En este contexto, no hay que sorprenderse porque el Estado burgués se comporte como un Estado burgués. Reprime: naturalmente. Su función es garantizar que el flujo de mercancías y trabajadores continúe con la mayor normalidad posible. Si eso supone 200 muertos diarios en cada país —el equivalente a un avión lleno de pasajeros que se estrella todos los días—, es un precio que está más que dispuesto a pagar. Si eso supone penalizar el espacio privado en que se tejen lazos de solidaridad y apoyo mutuo, lo hará. Si aumenta las multas, los juicios, si tiene que mandar a la policía para aplastar las protestas contra el hambre, no tiene más que firmar. Para eso los capitalistas le rinden su tributo. La izquierda y la derecha, sus bailes parlamentarios, sus chivos expiatorios, sus malabarismos para que el colapso sanitario no se convierta en un colapso funerario con cadáveres ardiendo en las calles, todo eso no es más que el telón de fondo de una obra de teatro macabra.

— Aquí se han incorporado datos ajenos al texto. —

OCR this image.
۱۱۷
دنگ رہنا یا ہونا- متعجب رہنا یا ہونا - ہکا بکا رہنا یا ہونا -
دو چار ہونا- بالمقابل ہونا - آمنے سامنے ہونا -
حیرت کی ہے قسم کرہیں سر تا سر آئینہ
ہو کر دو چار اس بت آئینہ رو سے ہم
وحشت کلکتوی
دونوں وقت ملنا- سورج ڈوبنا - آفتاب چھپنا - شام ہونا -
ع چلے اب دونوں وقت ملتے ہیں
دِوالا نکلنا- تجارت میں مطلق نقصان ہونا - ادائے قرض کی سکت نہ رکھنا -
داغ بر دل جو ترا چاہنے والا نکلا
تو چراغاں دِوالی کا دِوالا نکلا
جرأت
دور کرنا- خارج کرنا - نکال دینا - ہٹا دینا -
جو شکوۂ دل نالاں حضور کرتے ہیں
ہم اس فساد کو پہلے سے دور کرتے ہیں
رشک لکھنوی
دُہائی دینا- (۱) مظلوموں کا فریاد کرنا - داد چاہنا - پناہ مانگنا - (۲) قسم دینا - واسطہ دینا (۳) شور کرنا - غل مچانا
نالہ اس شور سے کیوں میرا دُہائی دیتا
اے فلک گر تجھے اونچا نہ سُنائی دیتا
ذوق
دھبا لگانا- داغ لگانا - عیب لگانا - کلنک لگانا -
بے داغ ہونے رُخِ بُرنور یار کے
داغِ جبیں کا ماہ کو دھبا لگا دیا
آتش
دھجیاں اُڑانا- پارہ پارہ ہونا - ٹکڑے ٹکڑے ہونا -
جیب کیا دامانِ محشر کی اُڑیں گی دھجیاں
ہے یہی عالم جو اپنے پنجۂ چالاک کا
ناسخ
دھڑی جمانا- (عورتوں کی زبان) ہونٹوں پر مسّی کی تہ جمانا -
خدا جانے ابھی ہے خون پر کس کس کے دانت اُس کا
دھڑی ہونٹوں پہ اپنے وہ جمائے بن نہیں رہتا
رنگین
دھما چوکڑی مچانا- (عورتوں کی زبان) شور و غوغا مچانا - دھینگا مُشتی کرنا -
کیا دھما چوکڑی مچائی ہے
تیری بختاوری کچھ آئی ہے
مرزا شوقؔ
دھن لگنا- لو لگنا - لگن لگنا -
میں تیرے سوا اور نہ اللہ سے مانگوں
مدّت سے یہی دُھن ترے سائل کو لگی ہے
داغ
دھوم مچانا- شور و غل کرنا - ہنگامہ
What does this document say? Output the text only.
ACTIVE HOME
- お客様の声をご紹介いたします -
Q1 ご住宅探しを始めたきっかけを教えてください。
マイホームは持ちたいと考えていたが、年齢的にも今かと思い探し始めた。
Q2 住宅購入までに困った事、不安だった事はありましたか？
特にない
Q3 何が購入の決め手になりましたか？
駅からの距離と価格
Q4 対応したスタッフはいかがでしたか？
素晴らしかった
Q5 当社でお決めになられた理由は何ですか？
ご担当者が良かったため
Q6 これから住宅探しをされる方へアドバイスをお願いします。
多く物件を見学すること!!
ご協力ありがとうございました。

No entraremos en una nueva normalidad. Seguirá siendo la misma normalidad del capital, cada vez más catastrófica y salvaje. Pero al igual que la propia crisis, los movimientos de lucha venían de antes y la pandemia sólo puede funcionar como catalizador. A finales de 2018 se inicia con los chalecos amarillos en Francia una oleada de luchas a nivel internacional que se extenderá a lo largo del siguiente año. Se suceden las revueltas de Sudán y Haití. Poco después llega Hong Kong, que paraliza el país durante semanas y pone en riesgo la gobernabilidad de ese bastión de los juegos del hambre donde se disputan de las distintas potencias imperialistas. El otoño de 2019 concentrará potentes enfrentamientos en Líbano, Irak, Ecuador. En Líbano e Irak las protestas hacen caer al primer ministro, en Ecuador obligan a cambiar la sede del gobierno. Si a principios de octubre Sebastián Piñera presumía ante los medios de la estabilidad de Chile en una Latinoamérica convulsionada por los enfrentamientos de clase, apenas unas semanas después, con las calles del país ardiendo, cambiará el tono: «estamos en guerra contra un enemigo poderoso, implacable», que su propia esposa describirá como una «invasión alienígena» que les sobrepasa.

Aún cuando un tercio de la población mundial se encuentra confinada, en mayo de 2020 estalla la ira en Estados Unidos por el asesinato de George Floyd. Unos días después la revuelta se ha extendido por todo el país, y no hay confinamiento ni estado de alarma que consiga pararla. Los manifestantes llegan hasta la Casa Blanca y Trump corre a refugiarse en el búnker, como apenas un año antes lo hacía Macron en el punto más álgido del movimiento de los chalecos amarillos. En agosto regresa el Líbano y poco después Bielorrusia, donde una oleada de huelgas fabriles se suma a las mayores movilizaciones desde la caída de la URSS. En los momentos en que esto se escribe, Nigeria está ardiendo.

Nos ha tocado vivir los estertores de un mundo absurdo. Presa de su propia agonía, el capital nos pide que sacrifiquemos nuestras vidas y la de nuestros seres queridos por seguir alimentando una máquina que ni siquiera se sostiene. Desempleo, deuda, incendios, pandemias, depresión: ese es el horizonte de una vida sin sentido, de un sistema social sin sentido por el que nos piden dejar hasta la última gota de sangre. Moral de victoria, lo llaman, y ni la propia burguesía consigue convencerse.

En todo sueño, hay una pugna entre la normalidad y el desconcierto. Llegado un punto, la herida se abre y sólo nos queda una alternativa: mantenernos en él o despertar. Toda crisis es un comienzo. Así, cuando los altos mandos alemanes quisieron enviar a los marinos de Kiel a una muerte segura, acabaron provocando una revolución. En aquel momento la lógica de este mundo se había quebrado.